When a health agency collects health information from the person the information is about, it has to take reasonable steps to make sure that person knows things like:

  • why it is being collected
  • who will get the information
  • whether the person has to give the information or whether this is voluntary
  • what will happen if the information isn’t provided.

Sometimes there are good reasons for not letting a person know about the collection, for example, if it would undermine the purpose of the collection, or it’s just not possible to tell the person.

Full rule

(1) Where a health agency collects health information directly from the individual concerned, or from the individual’s representative, the health agency must take such steps as are, in the circumstances, reasonable to ensure that the individual concerned (and the representative if collection is from the representative) is aware of:

(a) the fact that the information is being collected;

(b) the purpose for which the information is being collected;

(c) the intended recipients of the information;

(d) the name and address of:

(i) the health agency that is collecting the information; and

(ii) the agency that will hold the information;

(e) whether or not the supply of the information is voluntary or mandatory and if mandatory the particular law under which it is required;

(f) the consequences (if any) for that individual if all or any part of the requested information is not provided; and

(g) the rights of access to, and correction of, health information provided by rules 6 and 7.

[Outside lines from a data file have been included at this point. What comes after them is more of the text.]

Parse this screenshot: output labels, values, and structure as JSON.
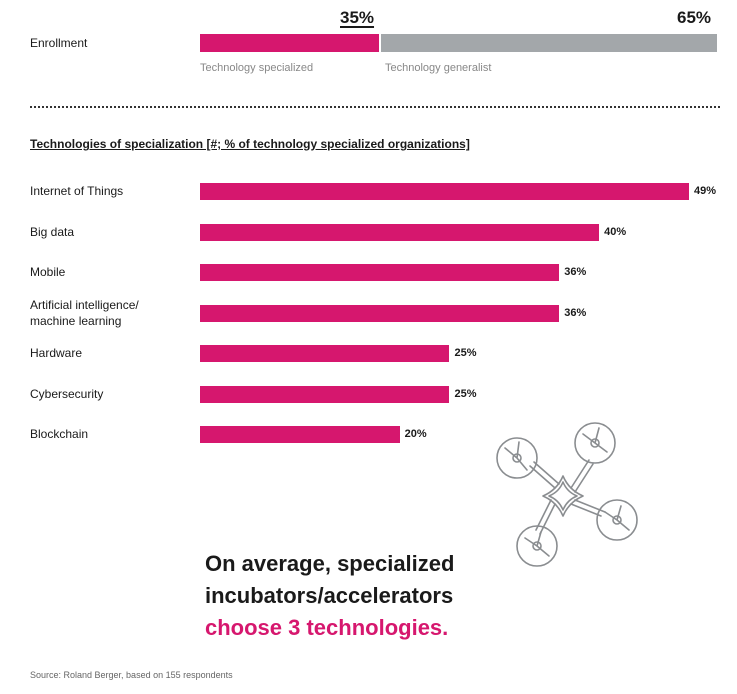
{
  "colors": {
    "accent": "#d6176e",
    "gray": "#a3a7aa",
    "text": "#1a1a1a"
  },
  "enrollment": {
    "label": "Enrollment",
    "specialized": {
      "pct_label": "35%",
      "value": 35,
      "sublabel": "Technology specialized"
    },
    "generalist": {
      "pct_label": "65%",
      "value": 65,
      "sublabel": "Technology generalist"
    }
  },
  "chart_data": {
    "type": "bar",
    "orientation": "horizontal",
    "title": "Technologies of specialization [#; % of technology specialized organizations]",
    "categories": [
      "Internet of Things",
      "Big data",
      "Mobile",
      "Artificial intelligence/\nmachine learning",
      "Hardware",
      "Cybersecurity",
      "Blockchain"
    ],
    "values": [
      49,
      40,
      36,
      36,
      25,
      25,
      20
    ],
    "value_labels": [
      "49%",
      "40%",
      "36%",
      "36%",
      "25%",
      "25%",
      "20%"
    ],
    "xlim": [
      0,
      49
    ]
  },
  "headline": {
    "line1": "On average, specialized",
    "line2": "incubators/accelerators",
    "line3": "choose 3 technologies."
  },
  "illustration": {
    "icon": "drone-icon"
  },
  "source": "Source: Roland Berger, based on 155 respondents"
}
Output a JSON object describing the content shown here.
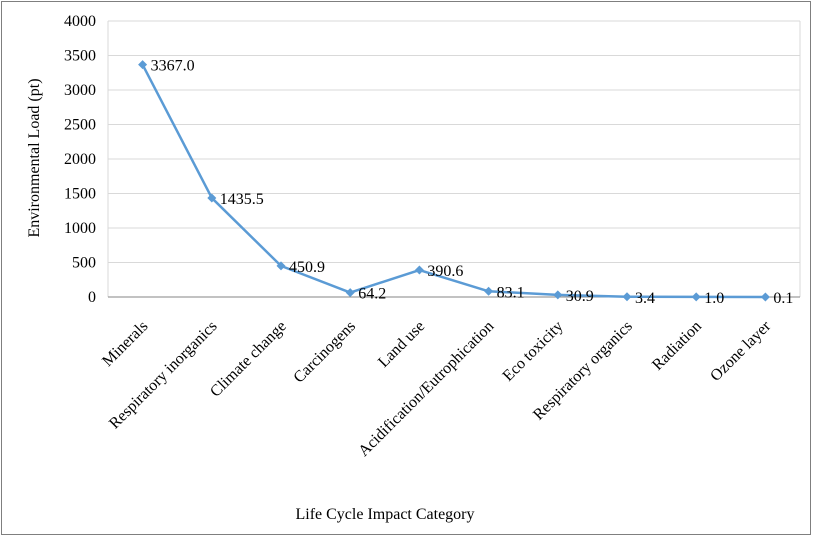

(2) The steps referred to in subrule (1) must be taken before the information is collected or, if that is not practicable, as soon as practicable after it is collected.

(3) A health agency is not required to take the steps referred to in subrule (1) in relation to the collection of information from an individual, or the individual’s representative, if that agency has taken those steps in relation to the collection, from that individual or that representative, of the same information or information of the same kind for the same or a related purpose, on a recent previous occasion.

(4) It is not necessary for a health agency to comply with subrule (1) if the agency believes on reasonable grounds:

(a) […]

Note: Subrule 3(4)(a) was revoked by Amendment No 4.

(b) that compliance would:

(i) prejudice the interests of the individual concerned; or

(ii) prejudice the purposes of collection;

(c) that compliance is not reasonably practicable in the circumstances of the particular case; or

(d) that non-compliance is necessary to avoid prejudice to the maintenance of the law by any public sector agency, including the prevention, detection, investigation, prosecution, and punishment of offences.

Note: An action is not in breach of this rule if it is authorised or required by or under law: Privacy Act, section 7(4).